I have two data sets that each have the following form:
x y sigma
13 1495.00 0.07
15 1700.91 0.09
...
basically where $x$ and $y$ are given, but also the uncertainty of $y$, denoted $\sigma$, is different for each point. The uncertainties reported are claimed to be the "68% credible region" around $y$.
I want to know whether the slope of the linear regression between $x$ and $y$ differs between the two data sets. It's easy enough for me to just do (in R)
model1 <- lm(data1$y ~ data$x)
slope1 <- coef(model1)[2]
d_slope1 <- summary(model1)$coefficients[2,2]
and the same for data2 and then check to see if they are outside of each other's uncertainty. But this ignores the information of $\sigma$. How can I incorporate $\sigma$ into my calculations?
My idea has been to add rnrom(nrow(data), 0, sigma) to y some large number of times and calculate the average standard error of the slope over all of these simulated noise additions, something like:
out <- rep(0, 1000)
for (ii in 1:1000) {
noisy_y <- data1$y + rnrom(nrow(data1), 0, sigma)

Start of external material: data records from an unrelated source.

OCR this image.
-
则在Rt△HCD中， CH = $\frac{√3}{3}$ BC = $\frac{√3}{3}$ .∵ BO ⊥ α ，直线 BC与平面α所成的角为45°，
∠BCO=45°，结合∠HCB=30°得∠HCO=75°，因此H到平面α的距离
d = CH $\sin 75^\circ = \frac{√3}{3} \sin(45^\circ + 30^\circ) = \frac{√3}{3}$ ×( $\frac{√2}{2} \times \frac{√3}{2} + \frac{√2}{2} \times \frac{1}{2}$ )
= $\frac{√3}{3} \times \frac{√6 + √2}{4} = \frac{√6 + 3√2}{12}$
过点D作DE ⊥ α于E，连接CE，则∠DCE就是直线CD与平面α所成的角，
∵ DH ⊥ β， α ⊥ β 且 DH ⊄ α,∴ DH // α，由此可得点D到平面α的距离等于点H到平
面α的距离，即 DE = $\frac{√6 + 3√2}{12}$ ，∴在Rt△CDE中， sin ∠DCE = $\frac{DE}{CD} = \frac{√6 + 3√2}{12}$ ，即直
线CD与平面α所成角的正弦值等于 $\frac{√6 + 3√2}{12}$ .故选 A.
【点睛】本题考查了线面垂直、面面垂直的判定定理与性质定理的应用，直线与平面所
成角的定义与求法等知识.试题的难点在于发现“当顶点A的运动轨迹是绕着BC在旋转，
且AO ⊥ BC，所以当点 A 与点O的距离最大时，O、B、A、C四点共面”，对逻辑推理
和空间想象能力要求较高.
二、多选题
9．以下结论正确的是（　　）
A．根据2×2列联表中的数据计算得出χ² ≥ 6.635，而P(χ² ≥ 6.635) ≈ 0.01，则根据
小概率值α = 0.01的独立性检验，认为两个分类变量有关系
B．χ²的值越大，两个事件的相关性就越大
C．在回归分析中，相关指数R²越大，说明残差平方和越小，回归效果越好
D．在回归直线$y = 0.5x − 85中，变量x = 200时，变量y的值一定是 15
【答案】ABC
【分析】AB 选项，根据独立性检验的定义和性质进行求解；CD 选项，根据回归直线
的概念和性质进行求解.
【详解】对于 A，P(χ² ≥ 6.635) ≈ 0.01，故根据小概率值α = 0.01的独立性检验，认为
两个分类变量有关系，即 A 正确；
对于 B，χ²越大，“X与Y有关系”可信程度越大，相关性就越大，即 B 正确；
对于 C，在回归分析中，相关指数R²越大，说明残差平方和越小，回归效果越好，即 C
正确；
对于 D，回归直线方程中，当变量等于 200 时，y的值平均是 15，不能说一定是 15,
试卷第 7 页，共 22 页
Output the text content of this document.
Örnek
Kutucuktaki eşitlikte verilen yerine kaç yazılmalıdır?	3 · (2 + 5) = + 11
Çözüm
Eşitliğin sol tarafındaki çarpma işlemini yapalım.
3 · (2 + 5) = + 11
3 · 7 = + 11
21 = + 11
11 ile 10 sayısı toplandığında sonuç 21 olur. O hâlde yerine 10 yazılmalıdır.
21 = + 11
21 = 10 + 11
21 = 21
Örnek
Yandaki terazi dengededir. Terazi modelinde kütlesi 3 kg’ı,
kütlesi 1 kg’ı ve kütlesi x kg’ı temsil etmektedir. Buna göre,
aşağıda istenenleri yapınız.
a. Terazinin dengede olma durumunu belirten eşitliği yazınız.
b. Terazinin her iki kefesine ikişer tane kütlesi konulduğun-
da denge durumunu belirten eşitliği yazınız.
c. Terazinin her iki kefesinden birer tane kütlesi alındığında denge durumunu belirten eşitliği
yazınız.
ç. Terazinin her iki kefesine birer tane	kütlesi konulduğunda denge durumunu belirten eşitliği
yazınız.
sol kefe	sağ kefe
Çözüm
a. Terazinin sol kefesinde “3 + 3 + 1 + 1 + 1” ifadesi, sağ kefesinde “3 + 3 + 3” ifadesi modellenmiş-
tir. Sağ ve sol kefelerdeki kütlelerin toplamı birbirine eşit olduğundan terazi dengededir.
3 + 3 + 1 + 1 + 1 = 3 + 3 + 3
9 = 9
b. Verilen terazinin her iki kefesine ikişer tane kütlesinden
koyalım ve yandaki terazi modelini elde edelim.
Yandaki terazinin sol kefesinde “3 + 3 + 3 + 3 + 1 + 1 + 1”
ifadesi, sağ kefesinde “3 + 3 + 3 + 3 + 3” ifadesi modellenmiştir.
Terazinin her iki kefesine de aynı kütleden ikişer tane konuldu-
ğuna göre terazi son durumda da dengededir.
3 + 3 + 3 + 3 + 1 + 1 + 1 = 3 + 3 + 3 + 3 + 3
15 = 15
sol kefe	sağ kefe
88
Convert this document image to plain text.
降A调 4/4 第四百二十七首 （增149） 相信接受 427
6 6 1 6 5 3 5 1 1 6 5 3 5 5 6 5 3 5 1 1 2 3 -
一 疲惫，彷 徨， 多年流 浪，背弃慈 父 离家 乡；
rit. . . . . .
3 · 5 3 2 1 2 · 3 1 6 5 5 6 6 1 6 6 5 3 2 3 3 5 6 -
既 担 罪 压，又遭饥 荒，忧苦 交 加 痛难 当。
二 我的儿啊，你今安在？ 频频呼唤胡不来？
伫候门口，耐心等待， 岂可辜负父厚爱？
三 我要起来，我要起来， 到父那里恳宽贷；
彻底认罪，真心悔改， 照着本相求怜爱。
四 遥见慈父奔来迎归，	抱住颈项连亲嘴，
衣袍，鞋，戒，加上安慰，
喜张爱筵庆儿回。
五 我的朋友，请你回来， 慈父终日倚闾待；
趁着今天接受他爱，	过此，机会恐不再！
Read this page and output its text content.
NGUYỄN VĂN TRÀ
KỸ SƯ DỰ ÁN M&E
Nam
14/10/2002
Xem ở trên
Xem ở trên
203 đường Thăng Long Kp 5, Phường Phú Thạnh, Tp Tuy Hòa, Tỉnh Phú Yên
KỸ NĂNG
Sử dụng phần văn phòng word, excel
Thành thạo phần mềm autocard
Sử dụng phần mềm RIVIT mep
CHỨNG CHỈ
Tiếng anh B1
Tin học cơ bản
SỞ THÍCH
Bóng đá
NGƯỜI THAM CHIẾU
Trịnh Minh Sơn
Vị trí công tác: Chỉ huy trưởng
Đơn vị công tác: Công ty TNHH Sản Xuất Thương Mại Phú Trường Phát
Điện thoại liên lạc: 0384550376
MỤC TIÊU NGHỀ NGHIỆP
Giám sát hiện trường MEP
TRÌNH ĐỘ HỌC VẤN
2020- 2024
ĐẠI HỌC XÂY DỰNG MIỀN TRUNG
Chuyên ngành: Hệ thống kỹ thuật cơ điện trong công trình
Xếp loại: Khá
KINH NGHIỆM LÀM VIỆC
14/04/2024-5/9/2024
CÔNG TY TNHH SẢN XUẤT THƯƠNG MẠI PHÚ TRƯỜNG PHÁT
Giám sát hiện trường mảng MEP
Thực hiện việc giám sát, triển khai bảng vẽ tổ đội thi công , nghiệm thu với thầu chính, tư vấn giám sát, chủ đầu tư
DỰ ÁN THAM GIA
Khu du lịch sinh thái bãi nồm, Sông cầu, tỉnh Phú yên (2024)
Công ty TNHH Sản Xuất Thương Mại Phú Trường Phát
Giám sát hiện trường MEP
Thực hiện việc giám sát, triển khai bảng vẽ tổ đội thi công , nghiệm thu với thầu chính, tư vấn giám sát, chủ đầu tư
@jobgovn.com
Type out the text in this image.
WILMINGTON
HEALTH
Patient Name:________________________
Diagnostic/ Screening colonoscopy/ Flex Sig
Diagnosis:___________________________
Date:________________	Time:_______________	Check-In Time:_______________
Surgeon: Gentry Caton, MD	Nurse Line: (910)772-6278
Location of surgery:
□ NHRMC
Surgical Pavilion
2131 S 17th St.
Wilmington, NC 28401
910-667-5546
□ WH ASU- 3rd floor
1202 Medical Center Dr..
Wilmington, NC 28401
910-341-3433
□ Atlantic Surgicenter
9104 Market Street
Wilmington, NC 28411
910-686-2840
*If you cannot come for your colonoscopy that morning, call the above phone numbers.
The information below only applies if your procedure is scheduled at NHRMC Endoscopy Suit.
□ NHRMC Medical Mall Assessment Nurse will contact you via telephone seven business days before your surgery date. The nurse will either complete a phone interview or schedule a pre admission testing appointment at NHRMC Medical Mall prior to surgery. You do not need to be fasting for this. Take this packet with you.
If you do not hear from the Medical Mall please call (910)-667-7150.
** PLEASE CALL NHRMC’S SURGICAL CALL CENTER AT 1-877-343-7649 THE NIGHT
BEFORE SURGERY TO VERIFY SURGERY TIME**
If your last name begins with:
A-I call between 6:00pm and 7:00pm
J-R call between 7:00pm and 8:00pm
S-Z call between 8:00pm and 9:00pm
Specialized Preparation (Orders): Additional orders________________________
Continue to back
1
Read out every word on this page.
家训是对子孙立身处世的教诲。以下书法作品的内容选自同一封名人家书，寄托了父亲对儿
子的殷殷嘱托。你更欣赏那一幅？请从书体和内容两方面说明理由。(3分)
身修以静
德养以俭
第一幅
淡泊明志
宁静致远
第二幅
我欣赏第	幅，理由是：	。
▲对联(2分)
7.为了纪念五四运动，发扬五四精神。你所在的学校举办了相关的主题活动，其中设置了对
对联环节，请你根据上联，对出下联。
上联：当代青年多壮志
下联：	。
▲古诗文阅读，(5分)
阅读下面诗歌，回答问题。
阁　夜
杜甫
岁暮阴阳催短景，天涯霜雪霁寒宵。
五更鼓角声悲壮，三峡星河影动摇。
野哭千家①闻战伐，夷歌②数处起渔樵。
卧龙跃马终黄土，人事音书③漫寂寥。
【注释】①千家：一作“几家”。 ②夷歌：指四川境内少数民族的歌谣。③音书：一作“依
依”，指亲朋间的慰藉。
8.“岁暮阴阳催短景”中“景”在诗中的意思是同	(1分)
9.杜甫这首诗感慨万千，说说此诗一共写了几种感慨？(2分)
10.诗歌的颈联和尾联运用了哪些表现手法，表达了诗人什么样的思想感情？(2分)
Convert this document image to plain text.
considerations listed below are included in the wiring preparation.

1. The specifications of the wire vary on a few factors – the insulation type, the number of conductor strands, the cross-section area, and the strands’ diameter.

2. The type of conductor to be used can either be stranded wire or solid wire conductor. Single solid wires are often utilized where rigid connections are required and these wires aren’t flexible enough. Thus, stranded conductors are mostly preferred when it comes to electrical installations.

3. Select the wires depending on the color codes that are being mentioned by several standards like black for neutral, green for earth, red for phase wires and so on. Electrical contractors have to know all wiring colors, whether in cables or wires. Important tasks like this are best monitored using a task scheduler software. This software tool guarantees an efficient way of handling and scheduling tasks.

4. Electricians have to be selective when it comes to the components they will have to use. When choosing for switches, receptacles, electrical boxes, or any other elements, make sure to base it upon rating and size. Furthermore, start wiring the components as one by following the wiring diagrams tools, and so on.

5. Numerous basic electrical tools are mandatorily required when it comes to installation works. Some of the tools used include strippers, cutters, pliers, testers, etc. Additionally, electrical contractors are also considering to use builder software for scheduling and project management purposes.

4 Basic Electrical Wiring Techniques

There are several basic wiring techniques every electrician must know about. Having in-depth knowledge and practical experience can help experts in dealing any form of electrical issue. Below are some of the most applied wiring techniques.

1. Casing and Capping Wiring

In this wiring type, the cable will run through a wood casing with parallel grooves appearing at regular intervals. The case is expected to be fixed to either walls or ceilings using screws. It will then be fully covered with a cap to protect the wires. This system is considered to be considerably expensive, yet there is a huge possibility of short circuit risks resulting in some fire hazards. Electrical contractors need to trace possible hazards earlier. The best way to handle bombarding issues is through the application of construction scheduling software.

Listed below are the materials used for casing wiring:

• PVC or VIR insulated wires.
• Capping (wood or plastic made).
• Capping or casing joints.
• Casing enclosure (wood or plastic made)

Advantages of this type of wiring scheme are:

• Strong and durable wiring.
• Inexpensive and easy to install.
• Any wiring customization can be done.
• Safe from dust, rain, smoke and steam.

out[ii] <- summary(lm(noisy_y ~ data1$x))$coefficients[2,2]
}
better_d_slope1 <- mean(out)
Is this the correct way to do it?
Additional complication: I'm actually doing a weighted fit, where the weights come from another data set. I would think that one would normally set the weights to be $1/\sigma$, but I already have weights. (Maybe I should multiply them?)